The Zone of Interest & Anatomy of a Fall – Cannes 2023

Mam ogromny problem ze „Strefą interesów” Jonathana Glazera. Powszechnie okrzyknięty arcydziełem eksperyment brytyjskiego twórcy odrzucił mnie ze względu na moralne podejście do tematu Holocaustu i Auschwitz.

Reżyser już od początku prowokuje myśli „to jest mój film, moje ego na dłoni, patrzcie na te rzemiosło i podziwiajcie”. Tylko dlaczego musi żerować przy tym na tragedii milionów Żydów? Z całym szacunkiem, ale jeśli Pan Glazer chciał popisać się eksperymentalnymi technikami mógł wybrać inny temat.
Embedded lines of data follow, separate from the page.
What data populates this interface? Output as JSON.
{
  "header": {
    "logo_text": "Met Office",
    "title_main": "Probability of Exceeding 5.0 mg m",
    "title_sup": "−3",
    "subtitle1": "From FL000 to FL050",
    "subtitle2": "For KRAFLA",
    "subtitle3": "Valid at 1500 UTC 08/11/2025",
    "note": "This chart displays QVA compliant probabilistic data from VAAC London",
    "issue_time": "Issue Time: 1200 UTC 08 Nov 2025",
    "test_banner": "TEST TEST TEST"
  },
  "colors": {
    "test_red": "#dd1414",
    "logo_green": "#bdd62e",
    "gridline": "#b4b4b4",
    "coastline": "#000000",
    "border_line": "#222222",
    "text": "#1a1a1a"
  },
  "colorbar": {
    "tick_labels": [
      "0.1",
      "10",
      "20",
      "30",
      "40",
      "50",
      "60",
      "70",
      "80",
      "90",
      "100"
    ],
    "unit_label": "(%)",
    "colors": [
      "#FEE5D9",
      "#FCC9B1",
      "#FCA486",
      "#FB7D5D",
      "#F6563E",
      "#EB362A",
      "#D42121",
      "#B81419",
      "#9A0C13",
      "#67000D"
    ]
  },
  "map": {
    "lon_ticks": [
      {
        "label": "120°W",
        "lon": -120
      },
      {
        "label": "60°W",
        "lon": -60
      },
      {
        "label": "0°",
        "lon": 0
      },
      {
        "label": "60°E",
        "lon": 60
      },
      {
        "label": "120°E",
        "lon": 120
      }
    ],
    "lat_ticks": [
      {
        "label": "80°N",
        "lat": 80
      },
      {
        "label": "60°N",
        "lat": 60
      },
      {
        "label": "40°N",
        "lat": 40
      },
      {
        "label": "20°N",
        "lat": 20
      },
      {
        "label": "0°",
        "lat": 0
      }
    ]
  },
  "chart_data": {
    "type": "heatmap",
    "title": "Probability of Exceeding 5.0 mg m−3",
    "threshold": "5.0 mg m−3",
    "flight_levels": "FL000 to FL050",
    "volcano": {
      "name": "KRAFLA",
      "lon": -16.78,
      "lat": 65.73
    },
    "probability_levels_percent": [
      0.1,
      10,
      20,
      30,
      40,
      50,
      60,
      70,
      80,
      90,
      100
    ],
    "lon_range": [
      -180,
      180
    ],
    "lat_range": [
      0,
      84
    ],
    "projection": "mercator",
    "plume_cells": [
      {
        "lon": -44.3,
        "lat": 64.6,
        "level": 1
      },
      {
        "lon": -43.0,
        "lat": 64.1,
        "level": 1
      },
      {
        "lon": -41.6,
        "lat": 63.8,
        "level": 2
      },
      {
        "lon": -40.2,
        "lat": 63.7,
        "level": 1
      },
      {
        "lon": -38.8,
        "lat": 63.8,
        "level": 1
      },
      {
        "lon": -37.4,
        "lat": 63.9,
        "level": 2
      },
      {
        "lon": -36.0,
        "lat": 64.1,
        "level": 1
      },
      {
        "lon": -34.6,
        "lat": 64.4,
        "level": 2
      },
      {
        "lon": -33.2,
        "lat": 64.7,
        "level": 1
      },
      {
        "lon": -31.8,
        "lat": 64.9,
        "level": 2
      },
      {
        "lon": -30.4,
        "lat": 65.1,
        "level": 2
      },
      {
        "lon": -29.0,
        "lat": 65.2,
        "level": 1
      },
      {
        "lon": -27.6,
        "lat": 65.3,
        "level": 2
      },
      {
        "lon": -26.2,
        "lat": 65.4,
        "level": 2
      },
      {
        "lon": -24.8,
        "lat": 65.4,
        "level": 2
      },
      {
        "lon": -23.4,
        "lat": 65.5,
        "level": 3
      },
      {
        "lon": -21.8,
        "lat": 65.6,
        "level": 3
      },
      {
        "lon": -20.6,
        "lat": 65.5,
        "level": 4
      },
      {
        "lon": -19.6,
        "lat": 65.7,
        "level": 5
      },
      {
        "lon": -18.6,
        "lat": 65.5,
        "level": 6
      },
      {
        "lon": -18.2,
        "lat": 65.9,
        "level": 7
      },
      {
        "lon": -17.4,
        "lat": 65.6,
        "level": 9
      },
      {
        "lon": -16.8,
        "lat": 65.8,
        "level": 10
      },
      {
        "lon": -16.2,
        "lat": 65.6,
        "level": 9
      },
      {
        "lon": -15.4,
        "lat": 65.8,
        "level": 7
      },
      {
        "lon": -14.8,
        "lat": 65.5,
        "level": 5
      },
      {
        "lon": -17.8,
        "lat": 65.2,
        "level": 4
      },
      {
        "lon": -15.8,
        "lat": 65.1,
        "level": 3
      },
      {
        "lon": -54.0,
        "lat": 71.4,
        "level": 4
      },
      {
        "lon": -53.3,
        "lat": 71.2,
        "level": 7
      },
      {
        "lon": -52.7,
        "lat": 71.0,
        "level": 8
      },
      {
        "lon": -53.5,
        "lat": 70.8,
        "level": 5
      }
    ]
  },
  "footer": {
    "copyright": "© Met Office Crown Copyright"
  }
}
Dawno nie byłem tak wściekły na seansie, a wszystko przez ten paskudny gwałt na historii. Film nakręcony jest skrajnie estetycznie i sterylnie. Każdy kadr krzyczy „jestem arcydziełem”. W kontekście tematyki, która powinna być na pierwszym planie (treść całkowicie przykryta jest formą) sprawia wrażenie czegoś obrzydliwego. Estetyzacja i romantyzacja Auschwitz. Brawo…

Glazer perfidnie wykorzystał temat Holocaustu do połechtania sobie ego. Po seansie miałem mdłości i czułem wstręt do reżysera. I pewnie za tydzień w sobotę ten artystowski wybryk wygra Złotą Palmę.

„Anatomy of a Fall” w reżyserii Justine Triet to tytuł, który niespodziewanie trafił do osobistej topki ulubionych filmów tegorocznego Cannes. Opowiedziany prostymi środkami dramat sądowy doskonale zagrał na strunach mojej wrażliwości.

Film Triet zaczyna się niczym jak u Hitchcocka – jest tajemniczy zgon i zagadka do wyjaśnienia. Podczas śledztwa podejrzaną zostaje żona zmarłego (Sandra Hüller), która w sądzie próbuje dowieść swojej niewinności. Reżyserka skrupulatnie odkrywa przed widzem kolejne karty i prowadzi go przez meandry ludzkich dramatów.

„Anatomy…” jest obrazem docierającym do głębokich emocji minimalizując przy tym jakikolwiek szantaż. Skupiony na detalu omija pułapki ociekającego patosem kina sądowego z przemowami większymi niż życie.

Jednak największą siłą dzieła Triet jest kreacja Sandry Hüller – cóż za tour de force! Ten film spoczywa na jej barkach i prawdopodobnie zostanie wyróżniona za nią nagrodą aktorską. A jak nie zostanie to będzie można oceniać ten werdykt w kategoriach skandalu. Hüller jest po prostu bezkonkurencyjna!

Dla mnie póki co najlepszy film canneńskiego konkursu.